Wieczorem, po prowizorycznej kolacji, jaką udało nam się wydrzeć od zaprzyjaźnionego z Tsukasą właściciela niewielkiej restauracji, postanowiłem przejść się po okolicy, bo jak wiadomo, gdy człowiek sam zgubi się raz, drugi, to potem najlepiej zapamiętuje drogę – a zapowiadało się na to, że całe trzy tygodnie spędzę u perkusisty, więc przynajmniej wypadałoby zobaczyć, gdzie się było. Zresztą Tsu miał pretensję do Karyu o to, że ten przyznał, że ich związek, to nie jedynie moje mylne wyobrażenia. Zgadywałem, że dojdzie do „kłótni małżeńskiej”, przy której wolałem nie być obecny.

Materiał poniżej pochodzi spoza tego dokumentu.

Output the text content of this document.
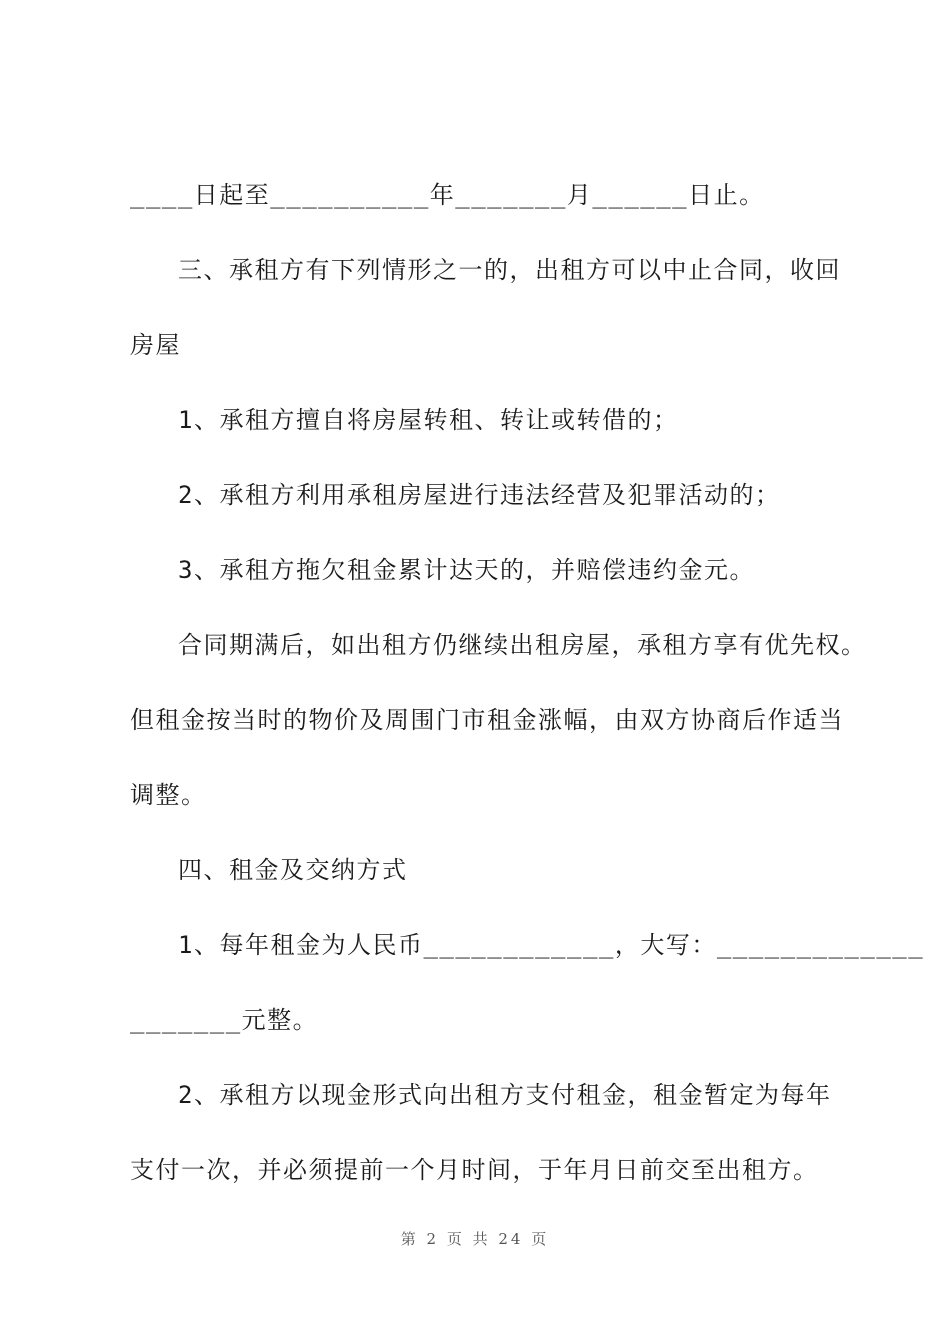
____日起至__________年_______月______日止。
三、承租方有下列情形之一的，出租方可以中止合同，收回
房屋
1、承租方擅自将房屋转租、转让或转借的；
2、承租方利用承租房屋进行违法经营及犯罪活动的；
3、承租方拖欠租金累计达天的，并赔偿违约金元。
合同期满后，如出租方仍继续出租房屋，承租方享有优先权。
但租金按当时的物价及周围门市租金涨幅，由双方协商后作适当
调整。
四、租金及交纳方式
1、每年租金为人民币____________，大写：_____________
_______元整。
2、承租方以现金形式向出租方支付租金，租金暂定为每年
支付一次，并必须提前一个月时间，于年月日前交至出租方。
第 2 页 共 24 页
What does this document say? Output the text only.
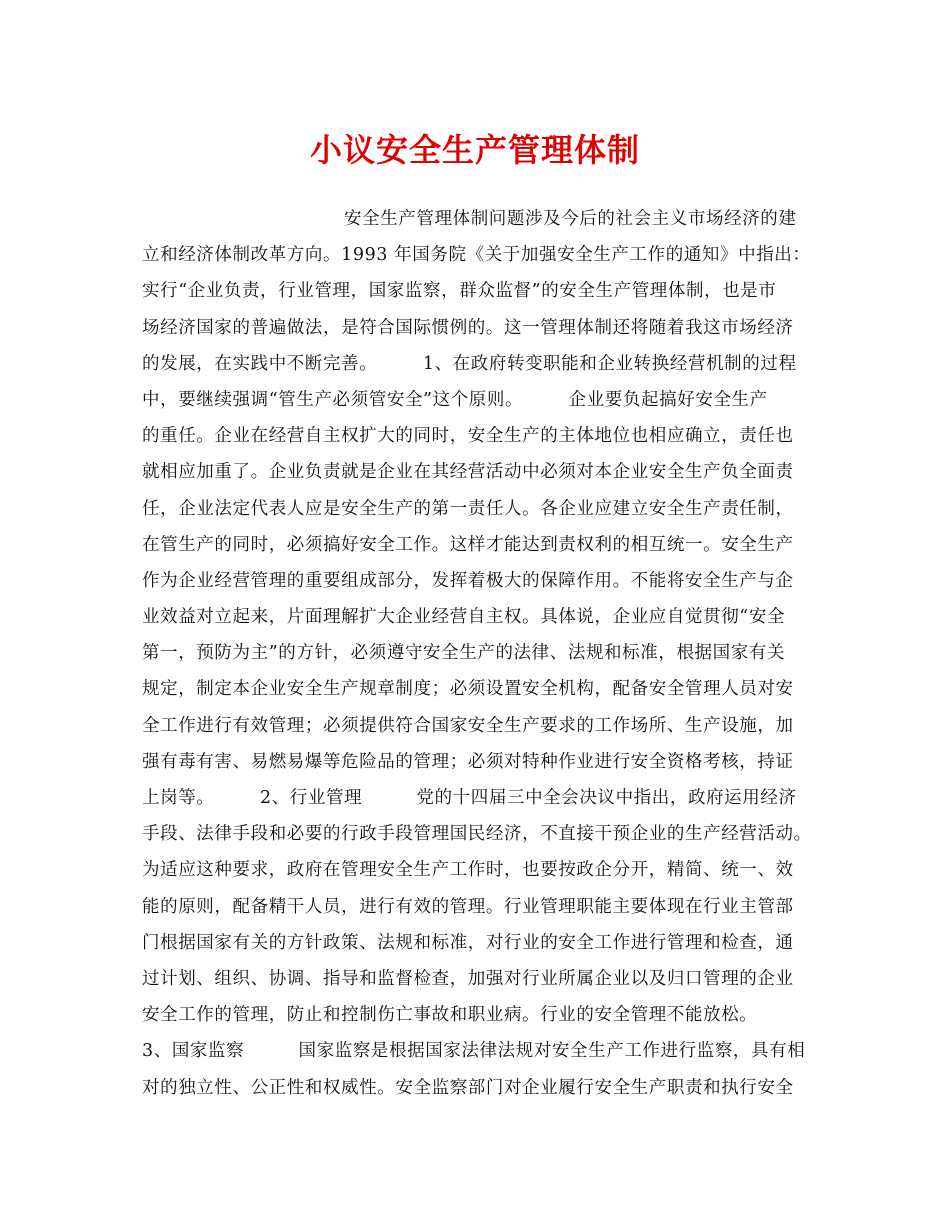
小议安全生产管理体制
安全生产管理体制问题涉及今后的社会主义市场经济的建
立和经济体制改革方向。1993 年国务院《关于加强安全生产工作的通知》中指出：
实行“企业负责，行业管理，国家监察，群众监督”的安全生产管理体制，也是市
场经济国家的普遍做法，是符合国际惯例的。这一管理体制还将随着我这市场经济
的发展，在实践中不断完善。　　　1、在政府转变职能和企业转换经营机制的过程
中，要继续强调“管生产必须管安全”这个原则。　　　企业要负起搞好安全生产
的重任。企业在经营自主权扩大的同时，安全生产的主体地位也相应确立，责任也
就相应加重了。企业负责就是企业在其经营活动中必须对本企业安全生产负全面责
任，企业法定代表人应是安全生产的第一责任人。各企业应建立安全生产责任制，
在管生产的同时，必须搞好安全工作。这样才能达到责权利的相互统一。安全生产
作为企业经营管理的重要组成部分，发挥着极大的保障作用。不能将安全生产与企
业效益对立起来，片面理解扩大企业经营自主权。具体说，企业应自觉贯彻“安全
第一，预防为主”的方针，必须遵守安全生产的法律、法规和标准，根据国家有关
规定，制定本企业安全生产规章制度；必须设置安全机构，配备安全管理人员对安
全工作进行有效管理；必须提供符合国家安全生产要求的工作场所、生产设施，加
强有毒有害、易燃易爆等危险品的管理；必须对特种作业进行安全资格考核，持证
上岗等。　　　2、行业管理　　　党的十四届三中全会决议中指出，政府运用经济
手段、法律手段和必要的行政手段管理国民经济，不直接干预企业的生产经营活动。
为适应这种要求，政府在管理安全生产工作时，也要按政企分开，精简、统一、效
能的原则，配备精干人员，进行有效的管理。行业管理职能主要体现在行业主管部
门根据国家有关的方针政策、法规和标准，对行业的安全工作进行管理和检查，通
过计划、组织、协调、指导和监督检查，加强对行业所属企业以及归口管理的企业
安全工作的管理，防止和控制伤亡事故和职业病。行业的安全管理不能放松。
3、国家监察　　　国家监察是根据国家法律法规对安全生产工作进行监察，具有相
对的独立性、公正性和权威性。安全监察部门对企业履行安全生产职责和执行安全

Dałem ponieść się błędnemu krokowi i po kilku minutach spaceru zorientowałem się, że znajduję się przed tym samym hotelem, w którym Oota próbował znaleźć mi zakwaterowanie. W tym właśnie momencie jakiś facet wszedł przez obrotowe szklane drzwi do środka i skierował się do windy, taszcząc za sobą wielką walizkę.
- Nie ma wolnych pokoi, co? – burknąłem i skręciłem w wąską uliczkę.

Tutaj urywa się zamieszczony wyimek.